Thread overview
How to alias
Jan 14, 2022
kyle
Jan 14, 2022
Adam D Ruppe
Jan 14, 2022
kyle
Jan 18, 2022
Adam D Ruppe
Jan 20, 2022
Salih Dincer
January 14, 2022

I'm trying to use alias in an operator overload to reduce typing, but what gets aliased is not what I expect. Tested in DMD v2.098.1-dirty on Windows plus whatever versions of DMD, GDC, and LDC I have installed on Linux. Thanks.

struct Broke
{
    double num;

    import std.traits : isNumeric;
    Broke opBinary(string op, T)(T rhs) if (is(T : Broke) || isNumeric!T)
    {
        static if ( is(T : Broke))
        {
            alias b = rhs.num;
            assert(&b != &this.num); //this fails
        }
        else
        {
            alias b = rhs;
        }

        static if (op == "+")
        {
            return Broke(num + b);
        }
    }
}

void main()
{
    import std.stdio;

    Broke foo = Broke(10);
    Broke bar = Broke(20);

    writeln(foo + 15);  //prints 25 as expected
    writeln(foo + bar); //prints 20
}
January 14, 2022
On Friday, 14 January 2022 at 17:48:41 UTC, kyle wrote:
> I'm trying to use ```alias``` in an operator overload to reduce typing, but what gets aliased is not what I expect.

alias works in term of compile-time names, not values.

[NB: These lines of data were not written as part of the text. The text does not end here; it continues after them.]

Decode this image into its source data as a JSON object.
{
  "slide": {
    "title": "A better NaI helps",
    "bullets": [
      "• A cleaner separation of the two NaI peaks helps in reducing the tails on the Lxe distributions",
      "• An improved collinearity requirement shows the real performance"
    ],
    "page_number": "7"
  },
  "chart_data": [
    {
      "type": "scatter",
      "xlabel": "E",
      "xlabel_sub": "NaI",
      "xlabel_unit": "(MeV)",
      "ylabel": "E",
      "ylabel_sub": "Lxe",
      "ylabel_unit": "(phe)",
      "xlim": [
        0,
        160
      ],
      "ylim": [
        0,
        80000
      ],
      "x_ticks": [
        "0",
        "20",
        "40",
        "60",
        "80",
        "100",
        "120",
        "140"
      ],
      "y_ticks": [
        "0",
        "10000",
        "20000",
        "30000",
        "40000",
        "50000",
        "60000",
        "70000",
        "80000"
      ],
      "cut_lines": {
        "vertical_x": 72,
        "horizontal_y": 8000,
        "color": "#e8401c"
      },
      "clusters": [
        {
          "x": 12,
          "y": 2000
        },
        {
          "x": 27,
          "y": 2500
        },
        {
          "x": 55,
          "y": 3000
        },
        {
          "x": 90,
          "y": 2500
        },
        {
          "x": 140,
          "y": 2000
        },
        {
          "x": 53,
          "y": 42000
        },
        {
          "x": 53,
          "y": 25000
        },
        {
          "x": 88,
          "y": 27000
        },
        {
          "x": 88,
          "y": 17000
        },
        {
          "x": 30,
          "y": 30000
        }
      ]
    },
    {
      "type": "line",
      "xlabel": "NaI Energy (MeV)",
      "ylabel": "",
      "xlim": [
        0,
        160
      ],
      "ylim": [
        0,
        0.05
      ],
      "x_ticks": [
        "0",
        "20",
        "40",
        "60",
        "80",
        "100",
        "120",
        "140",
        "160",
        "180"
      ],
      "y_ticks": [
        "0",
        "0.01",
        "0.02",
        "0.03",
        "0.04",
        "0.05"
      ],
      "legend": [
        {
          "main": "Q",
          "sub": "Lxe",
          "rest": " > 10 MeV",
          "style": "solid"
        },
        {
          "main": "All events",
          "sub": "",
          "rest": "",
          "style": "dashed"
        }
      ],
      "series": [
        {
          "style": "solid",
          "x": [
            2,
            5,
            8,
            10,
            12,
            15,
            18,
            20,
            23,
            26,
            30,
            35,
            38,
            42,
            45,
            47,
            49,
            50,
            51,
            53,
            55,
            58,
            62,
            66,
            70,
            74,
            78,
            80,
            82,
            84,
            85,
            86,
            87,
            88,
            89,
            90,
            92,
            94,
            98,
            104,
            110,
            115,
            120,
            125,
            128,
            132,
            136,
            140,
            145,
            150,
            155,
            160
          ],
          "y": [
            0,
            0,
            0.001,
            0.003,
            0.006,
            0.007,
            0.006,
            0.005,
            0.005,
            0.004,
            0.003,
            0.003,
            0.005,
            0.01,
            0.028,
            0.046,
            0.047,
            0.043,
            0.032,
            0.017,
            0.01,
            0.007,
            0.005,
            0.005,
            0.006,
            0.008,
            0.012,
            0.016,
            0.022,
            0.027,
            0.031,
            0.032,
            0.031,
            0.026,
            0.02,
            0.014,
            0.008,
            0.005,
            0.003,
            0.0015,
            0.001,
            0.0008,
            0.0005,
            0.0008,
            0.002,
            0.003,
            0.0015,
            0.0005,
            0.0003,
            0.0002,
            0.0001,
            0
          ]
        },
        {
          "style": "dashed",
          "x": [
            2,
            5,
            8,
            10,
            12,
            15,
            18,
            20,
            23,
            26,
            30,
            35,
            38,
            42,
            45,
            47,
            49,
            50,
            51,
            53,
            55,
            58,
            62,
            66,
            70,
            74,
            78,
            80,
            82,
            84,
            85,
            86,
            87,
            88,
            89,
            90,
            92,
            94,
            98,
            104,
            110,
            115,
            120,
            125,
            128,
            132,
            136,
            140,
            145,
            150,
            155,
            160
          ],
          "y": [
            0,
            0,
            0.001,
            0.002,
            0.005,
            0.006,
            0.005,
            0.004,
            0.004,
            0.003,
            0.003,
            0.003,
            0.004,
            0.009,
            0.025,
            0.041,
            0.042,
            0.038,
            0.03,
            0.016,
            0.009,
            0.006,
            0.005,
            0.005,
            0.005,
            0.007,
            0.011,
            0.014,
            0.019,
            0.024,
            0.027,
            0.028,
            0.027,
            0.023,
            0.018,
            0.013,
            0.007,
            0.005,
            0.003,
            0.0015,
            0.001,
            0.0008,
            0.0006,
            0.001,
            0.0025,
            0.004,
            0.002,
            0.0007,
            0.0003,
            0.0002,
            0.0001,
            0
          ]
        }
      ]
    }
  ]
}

This means the `this` value, being run time, gets discarded.

alias b = rhs.num;

drops the this, instead doing something more like `alias b = Broke.num;`. It'd work if it was static, or if you re-attach the this later, which is what actually happens in that assert, but not otherwise. This commonly surprises people but the behavior is sometimes useful, i just wish it didn't look the same as something so different.

Easiest thing to do instead is to just use a ref helper function:

            ref b() { return rhs.num; }
            assert(&b() != &this.num); //this works now

(With the -preview=shortenedMethods you can write it `ref b() => rhs.num;` too nut in both cases, you must call the function as b() when you use it)


Or, of course here, the num is just a value so you can simply use an intermediate variable too.

January 14, 2022
On Friday, 14 January 2022 at 17:56:48 UTC, Adam D Ruppe wrote:
> On Friday, 14 January 2022 at 17:48:41 UTC, kyle wrote:
>> [...]
>
> alias works in term of compile-time names, not values. This means the `this` value, being run time, gets discarded.
>
> [...]

Thanks Adam. We need a repository of articles about stuff that doesn't do what people expect.
January 18, 2022
On Friday, 14 January 2022 at 18:04:35 UTC, kyle wrote:
> Thanks Adam. We need a repository of articles about stuff that doesn't do what people expect.

I put this as a tip of the week in my late post:
http://dpldocs.info/this-week-in-d/Blog.Posted_2022_01_10.html#tip-of-the-week

My blog sometimes gets these if you do a ctrl+f search on the index sometimes something will come up.
January 20, 2022

On Friday, 14 January 2022 at 17:48:41 UTC, kyle wrote:

>
void main()
{
    import std.stdio;

    Broke foo = Broke(10);
    Broke bar = Broke(20);

    writeln(foo + 15);  //prints 25 as expected
    writeln(foo + bar); //prints 20
}

I guess what you want to do is something like this:

struct Broke
{
    double num;

    Broke opBinary(string op)(Broke rhs)
    if(op == "+")
    {
      return Broke(this.num + rhs.num);/*
      this.num += rhs.num;
      return this;//*option 2*/
    }

    Broke opBinary(string op)(double rhs)
    if(op == "+")
    {
      return Broke(this.num + rhs);/*
      this.num += rhs;
      return this;//*option 2*/
    }
}

void main()
{
    import std.stdio;

    Broke foo = Broke(5);
    Broke bar = Broke(15);
    bar = foo + bar;    // #1 bar == Broke(20)

    writeln(foo + 15);  // #2 print ok => 20
    writeln(foo + bar); // #3 print ok => 25
}

So you don't need to use alias. If you want it the other way (option 2), turn off option 1 then option 2 will open automatically. Thus, same Broke() gets values: 20, 35 and 55.